KedaiPena.Com – Wakil Ketua DPR RI Agus Hermanto melakukan kunjungan ke New Zealand dalam rangka memberikan sambutan pada sesi Indonesia Geothermal Center of Excellence di event “New Zealand Geothermal Workshop 2017” di Rotorua, New Zealand.
Agus menuturkan, Indonesia dapat mencontoh benchmark dari GNS (Geological and Nuclear Science) dalam melakukan riset sumberdaya geothermal.
“Kita menginginkan single and still single excellent Institute yang betul-betul menangani geothermal. Sebab, government drilling (pengeboran oleh pemerintah) akan menentukan kemajuan panas bumi,” ujar Agus dalam siaran pers diterima oleh KedaiPena.Com, ditulis Selasa (28/11).
“Selama ini, exploration drilling dilakukan oleh swasta, ke depan akan kita ambil alih. Sehingga cost dan management risk-nya dapat di cover oleh pemerintah,” sambung Politikus Partai Demokrat ini.
Aher sapaanya juga mengungkapkan, pihaknya sedang mempersiapkan institusi yang konsen dalam pengelolaan sumber daya alam dengan mengoptimalkan dana COP21 (hibah) dari World Bank terkait Climate Change. Dana tersebut nantinya akan digunakan sebagai modal awal untuk melakukan riset ataupun government drilling.
“Setelah hasil dari government drilling, di situ ada logging yaitu alat membaca dan semua material-material dan di analisa dalam laboratorium. Meskipun Badan Geologi disana (Indonesia) tidak selengkap disini.

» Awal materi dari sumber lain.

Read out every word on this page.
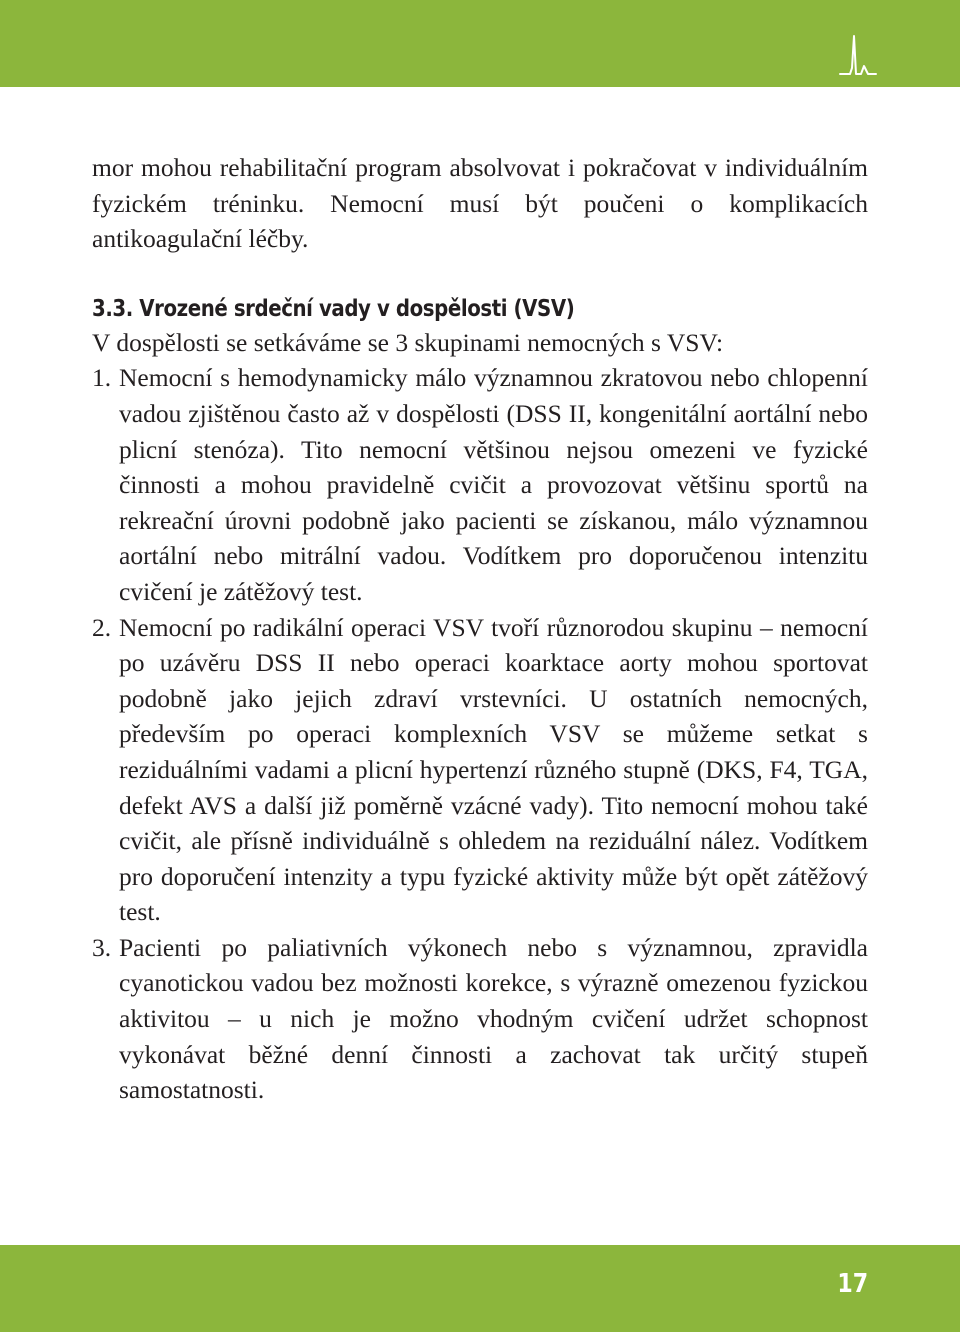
mor mohou rehabilitační program absolvovat i pokračovat v individuálním fyzickém tréninku. Nemocní musí být poučeni o komplikacích antikoagulační léčby.

3.3. Vrozené srdeční vady v dospělosti (VSV)

V dospělosti se setkáváme se 3 skupinami nemocných s VSV:

1. Nemocní s hemodynamicky málo významnou zkratovou nebo chlopenní vadou zjištěnou často až v dospělosti (DSS II, kongenitální aortální nebo plicní stenóza). Tito nemocní většinou nejsou omezeni ve fyzické činnosti a mohou pravidelně cvičit a provozovat většinu sportů na rekreační úrovni podobně jako pacienti se získanou, málo významnou aortální nebo mitrální vadou. Vodítkem pro doporučenou intenzitu cvičení je zátěžový test.
2. Nemocní po radikální operaci VSV tvoří různorodou skupinu – nemocní po uzávěru DSS II nebo operaci koarktace aorty mohou sportovat podobně jako jejich zdraví vrstevníci. U ostatních nemocných, především po operaci komplexních VSV se můžeme setkat s reziduálními vadami a plicní hypertenzí různého stupně (DKS, F4, TGA, defekt AVS a další již poměrně vzácné vady). Tito nemocní mohou také cvičit, ale přísně individuálně s ohledem na reziduální nález. Vodítkem pro doporučení intenzity a typu fyzické aktivity může být opět zátěžový test.
3. Pacienti po paliativních výkonech nebo s významnou, zpravidla cyanotickou vadou bez možnosti korekce, s výrazně omezenou fyzickou aktivitou – u nich je možno vhodným cvičení udržet schopnost vykonávat běžné denní činnosti a zachovat tak určitý stupeň samostatnosti.
17
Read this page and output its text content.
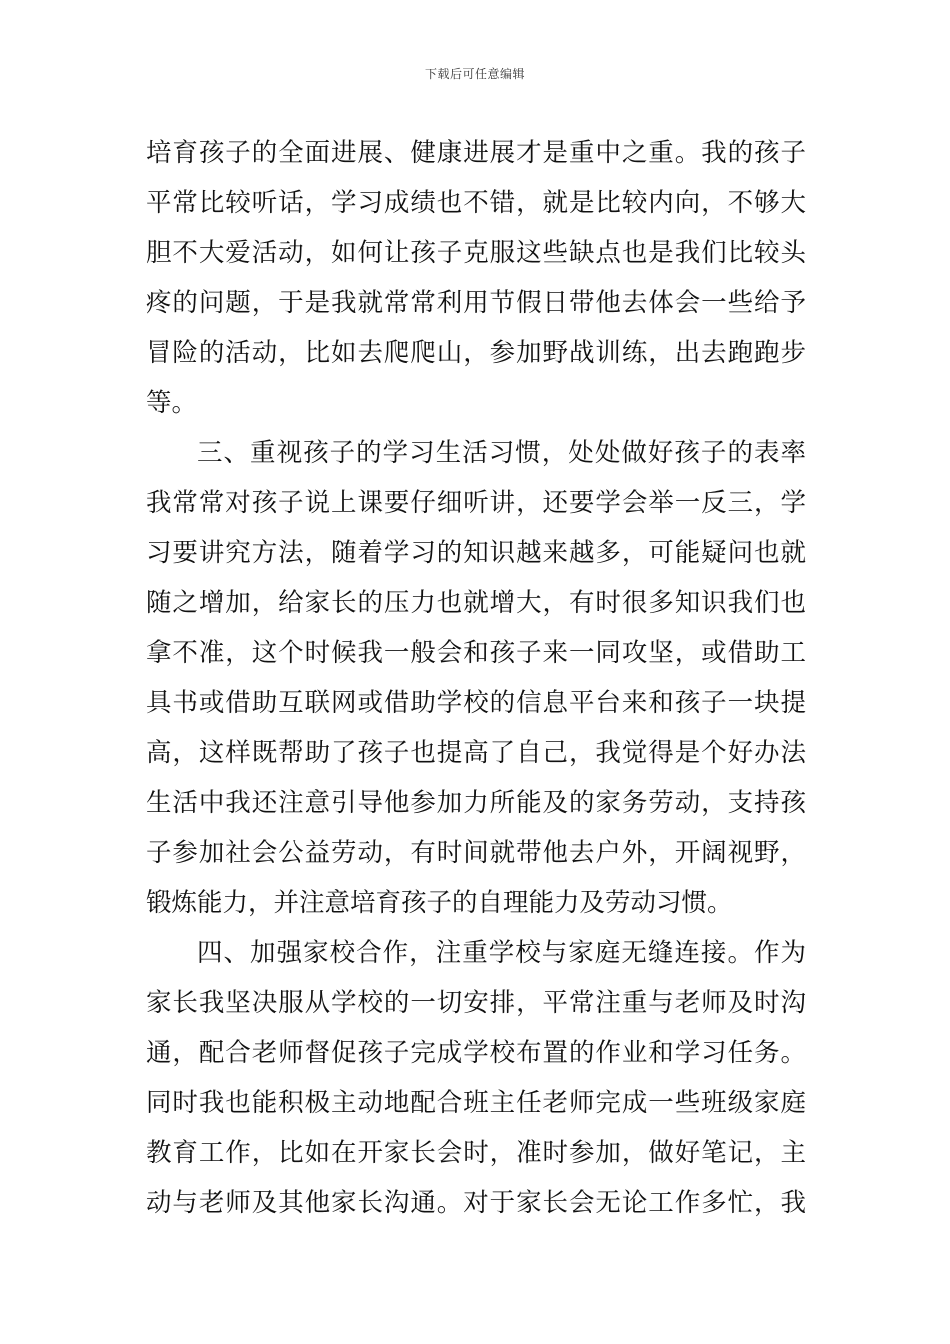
下载后可任意编辑
培育孩子的全面进展、健康进展才是重中之重。我的孩子
平常比较听话，学习成绩也不错，就是比较内向，不够大
胆不大爱活动，如何让孩子克服这些缺点也是我们比较头
疼的问题，于是我就常常利用节假日带他去体会一些给予
冒险的活动，比如去爬爬山，参加野战训练，出去跑跑步
等。
三、重视孩子的学习生活习惯，处处做好孩子的表率
我常常对孩子说上课要仔细听讲，还要学会举一反三，学
习要讲究方法，随着学习的知识越来越多，可能疑问也就
随之增加，给家长的压力也就增大，有时很多知识我们也
拿不准，这个时候我一般会和孩子来一同攻坚，或借助工
具书或借助互联网或借助学校的信息平台来和孩子一块提
高，这样既帮助了孩子也提高了自己，我觉得是个好办法
生活中我还注意引导他参加力所能及的家务劳动，支持孩
子参加社会公益劳动，有时间就带他去户外，开阔视野，
锻炼能力，并注意培育孩子的自理能力及劳动习惯。
四、加强家校合作，注重学校与家庭无缝连接。作为
家长我坚决服从学校的一切安排，平常注重与老师及时沟
通，配合老师督促孩子完成学校布置的作业和学习任务。
同时我也能积极主动地配合班主任老师完成一些班级家庭
教育工作，比如在开家长会时，准时参加，做好笔记，主
动与老师及其他家长沟通。对于家长会无论工作多忙，我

Tentu hal itu akan kita koordinasikan, sehingga betul-betul melahirkan geolog handal di masa yang akan datang,” ungkapnya.
Agus mendorong potensi geothermal di Indonesia yang baru termanfaatkan 5 persen dari 30 giga watch, dapat di eksplorasi guna meningkatkan kemakmuran lebih luas untuk bangsa Indonesia.
Sebab, energi yang mencukupi merupakan rantai pembangunan yang harus dikelola dan dikembalikan kepada rakyat sesuai Undang-Undang Dasar 1945.
“Kita ingin, cadangan geothermal yang tinggi dapat menjadi primadona di Indonesia dan meningkatkan kesejahteraan bangsa Indonesia,” tandasnya.
Dalam kesempatan itu, Agus Hermanto juga melakukan lawatan ke GNS Science (Geological and Nuclear Science Limited).